Urazy nadgarstka są wbrew pozorom znacznie powszechniejsze, niż się może wydawać. Jak się jednak okazuje, istnieją bardzo skuteczne techniki ich leczenia, które pomagają szybko i stosunkowo wygodnie uporać się z towarzyszącym im bólem i doprowadzić proces leczenia do szybkiego zakończenia. Żeby jednak tak się stało koniecznie, trzeba dopasować rodzaj używanego do leczenia dodatku. Może to być albo orteza nadgarstka, albo też stabilizator. Czym różnią się te dwa sprzęty oraz który z nich wybrać?
Czym jest stabilizator nadgarstka?
Jeśli ktoś analizuje, czym jest konkretnie stabilizator nadgarstka (megamedic.pl/ortezy-stabilizatory-ortopedyczne/orteza-nadgarstka-stabilizator-na-nadgarstek), trzeba mieć na uwadze to, że jest to również orteza, tylko najprostsza i najbardziej podstawowa jej forma. Charakteryzuje się tym, że może być albo uciskowa, albo też stabilizująca. Celem jej stosowania jest ustabilizowanie dłoni i nadgarstka w przypadku np. urazów mechanicznych lub też różnego rodzaju chorób, takich jak zapalenie ścięgien, czy też reumatoidalne zapalenie stawów. Co bardzo ważne, nie poleca się samodzielnego kupowania i dobierania stabilizatorów, ponieważ jego sztywność powinna być dopasowana do danego schorzenia.
Czym jest orteza nadgarstka?
Jeśli jednak przytrafiło się nam coś nieco bardziej poważnego np. zabieg chirurgicznym czy też przewlekłe stany zapalne stawów, konieczne będzie użycie do leczenia czegoś znacznie poważniejszego niż tylko zwykłego stabilizatora. W takich sytuacjach konieczna staje się orteza z prawdziwego zdarzenia. Czym się ona charakteryzuje?

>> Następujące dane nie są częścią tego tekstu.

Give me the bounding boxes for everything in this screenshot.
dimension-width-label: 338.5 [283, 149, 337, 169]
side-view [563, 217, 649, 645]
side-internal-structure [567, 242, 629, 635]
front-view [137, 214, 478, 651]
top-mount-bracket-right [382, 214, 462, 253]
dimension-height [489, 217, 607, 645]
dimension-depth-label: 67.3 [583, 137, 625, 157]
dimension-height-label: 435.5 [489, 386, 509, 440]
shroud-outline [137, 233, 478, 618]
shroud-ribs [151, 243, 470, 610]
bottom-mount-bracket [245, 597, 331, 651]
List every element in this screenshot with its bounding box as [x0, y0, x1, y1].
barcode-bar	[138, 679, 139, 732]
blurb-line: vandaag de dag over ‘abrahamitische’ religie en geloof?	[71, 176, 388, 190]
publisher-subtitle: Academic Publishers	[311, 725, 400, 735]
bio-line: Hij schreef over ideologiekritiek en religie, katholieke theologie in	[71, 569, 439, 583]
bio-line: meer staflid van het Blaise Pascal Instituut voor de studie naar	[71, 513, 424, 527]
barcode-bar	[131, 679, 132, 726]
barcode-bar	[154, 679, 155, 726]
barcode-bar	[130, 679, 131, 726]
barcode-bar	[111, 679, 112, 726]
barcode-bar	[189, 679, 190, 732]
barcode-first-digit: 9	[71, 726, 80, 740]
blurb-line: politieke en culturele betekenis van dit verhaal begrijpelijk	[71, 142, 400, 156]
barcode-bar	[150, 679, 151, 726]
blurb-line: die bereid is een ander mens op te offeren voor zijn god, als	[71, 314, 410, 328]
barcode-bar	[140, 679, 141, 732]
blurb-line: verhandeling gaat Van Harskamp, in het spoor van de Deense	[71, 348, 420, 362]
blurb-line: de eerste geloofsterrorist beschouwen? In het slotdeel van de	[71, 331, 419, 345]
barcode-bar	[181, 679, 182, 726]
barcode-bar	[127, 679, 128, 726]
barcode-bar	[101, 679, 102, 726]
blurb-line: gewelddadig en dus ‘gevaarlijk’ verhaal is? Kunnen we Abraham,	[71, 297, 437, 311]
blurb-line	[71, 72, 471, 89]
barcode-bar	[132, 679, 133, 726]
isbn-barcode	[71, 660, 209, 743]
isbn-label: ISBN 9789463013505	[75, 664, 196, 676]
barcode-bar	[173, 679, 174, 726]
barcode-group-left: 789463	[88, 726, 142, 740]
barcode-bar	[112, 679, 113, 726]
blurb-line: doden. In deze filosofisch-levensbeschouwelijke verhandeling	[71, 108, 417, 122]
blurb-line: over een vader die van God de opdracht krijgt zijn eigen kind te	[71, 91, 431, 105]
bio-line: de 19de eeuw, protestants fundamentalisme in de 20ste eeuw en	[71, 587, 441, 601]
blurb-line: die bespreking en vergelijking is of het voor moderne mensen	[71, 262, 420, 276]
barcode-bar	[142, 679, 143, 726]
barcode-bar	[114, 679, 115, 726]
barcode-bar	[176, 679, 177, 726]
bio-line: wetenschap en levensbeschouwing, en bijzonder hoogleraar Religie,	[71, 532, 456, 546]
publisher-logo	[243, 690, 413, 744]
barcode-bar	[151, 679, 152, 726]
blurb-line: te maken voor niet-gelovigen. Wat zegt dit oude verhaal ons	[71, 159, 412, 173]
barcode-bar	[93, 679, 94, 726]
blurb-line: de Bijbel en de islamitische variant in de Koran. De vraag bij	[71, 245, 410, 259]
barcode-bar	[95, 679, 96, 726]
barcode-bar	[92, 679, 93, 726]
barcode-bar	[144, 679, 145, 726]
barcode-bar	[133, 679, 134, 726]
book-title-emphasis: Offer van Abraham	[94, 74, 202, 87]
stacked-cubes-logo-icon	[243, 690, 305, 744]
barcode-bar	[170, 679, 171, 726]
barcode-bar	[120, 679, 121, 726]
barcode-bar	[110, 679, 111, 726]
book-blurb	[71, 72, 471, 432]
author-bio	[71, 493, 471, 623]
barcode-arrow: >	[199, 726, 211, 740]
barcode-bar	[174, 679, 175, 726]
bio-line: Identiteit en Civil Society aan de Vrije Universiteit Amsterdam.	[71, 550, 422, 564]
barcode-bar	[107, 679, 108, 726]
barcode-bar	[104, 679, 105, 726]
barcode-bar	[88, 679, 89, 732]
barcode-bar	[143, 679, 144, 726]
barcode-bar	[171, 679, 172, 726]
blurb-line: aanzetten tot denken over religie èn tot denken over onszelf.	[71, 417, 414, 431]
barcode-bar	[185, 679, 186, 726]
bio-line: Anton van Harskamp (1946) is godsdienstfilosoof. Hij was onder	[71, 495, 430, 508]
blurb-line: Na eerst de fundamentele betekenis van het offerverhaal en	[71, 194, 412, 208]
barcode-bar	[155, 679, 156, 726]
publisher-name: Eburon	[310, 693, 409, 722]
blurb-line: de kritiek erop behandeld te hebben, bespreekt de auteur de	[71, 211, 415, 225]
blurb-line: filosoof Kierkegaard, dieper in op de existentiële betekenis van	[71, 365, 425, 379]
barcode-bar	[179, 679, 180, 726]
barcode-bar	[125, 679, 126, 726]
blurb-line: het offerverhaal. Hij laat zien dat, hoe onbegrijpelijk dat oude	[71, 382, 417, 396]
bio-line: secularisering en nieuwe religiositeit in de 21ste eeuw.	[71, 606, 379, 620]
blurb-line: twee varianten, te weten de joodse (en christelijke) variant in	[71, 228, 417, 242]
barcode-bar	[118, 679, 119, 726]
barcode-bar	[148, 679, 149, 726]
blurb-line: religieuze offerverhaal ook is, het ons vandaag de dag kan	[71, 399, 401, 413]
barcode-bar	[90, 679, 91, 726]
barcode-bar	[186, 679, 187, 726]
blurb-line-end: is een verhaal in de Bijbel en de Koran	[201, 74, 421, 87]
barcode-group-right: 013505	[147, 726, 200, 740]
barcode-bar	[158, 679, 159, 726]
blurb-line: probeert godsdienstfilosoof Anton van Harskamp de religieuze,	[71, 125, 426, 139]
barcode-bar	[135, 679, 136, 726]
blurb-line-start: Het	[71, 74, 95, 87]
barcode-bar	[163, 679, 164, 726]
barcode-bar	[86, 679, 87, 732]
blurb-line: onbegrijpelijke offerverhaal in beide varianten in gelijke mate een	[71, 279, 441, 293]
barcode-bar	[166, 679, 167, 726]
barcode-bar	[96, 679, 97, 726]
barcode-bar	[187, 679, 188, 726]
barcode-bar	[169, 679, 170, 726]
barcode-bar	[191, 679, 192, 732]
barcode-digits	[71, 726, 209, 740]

Przede wszystkim jest większa niż zwykłe stabilizatory, ponieważ może obejmować nie tylko dom, czy też przedramię, lecz również i całą rękę, w zależności od tego, jaki jest konieczny zakres ustabilizowania kończyny. To jednak nie wszystko, ponieważ w przypadku bardzo poważnych urazów, dodatkowo stosuje się szynę stabilizującą, która jeszcze lepiej usztywnia całą rękę. Jest to zatem idealny, znacznie wygodniejszy zmiennik dla gipsu.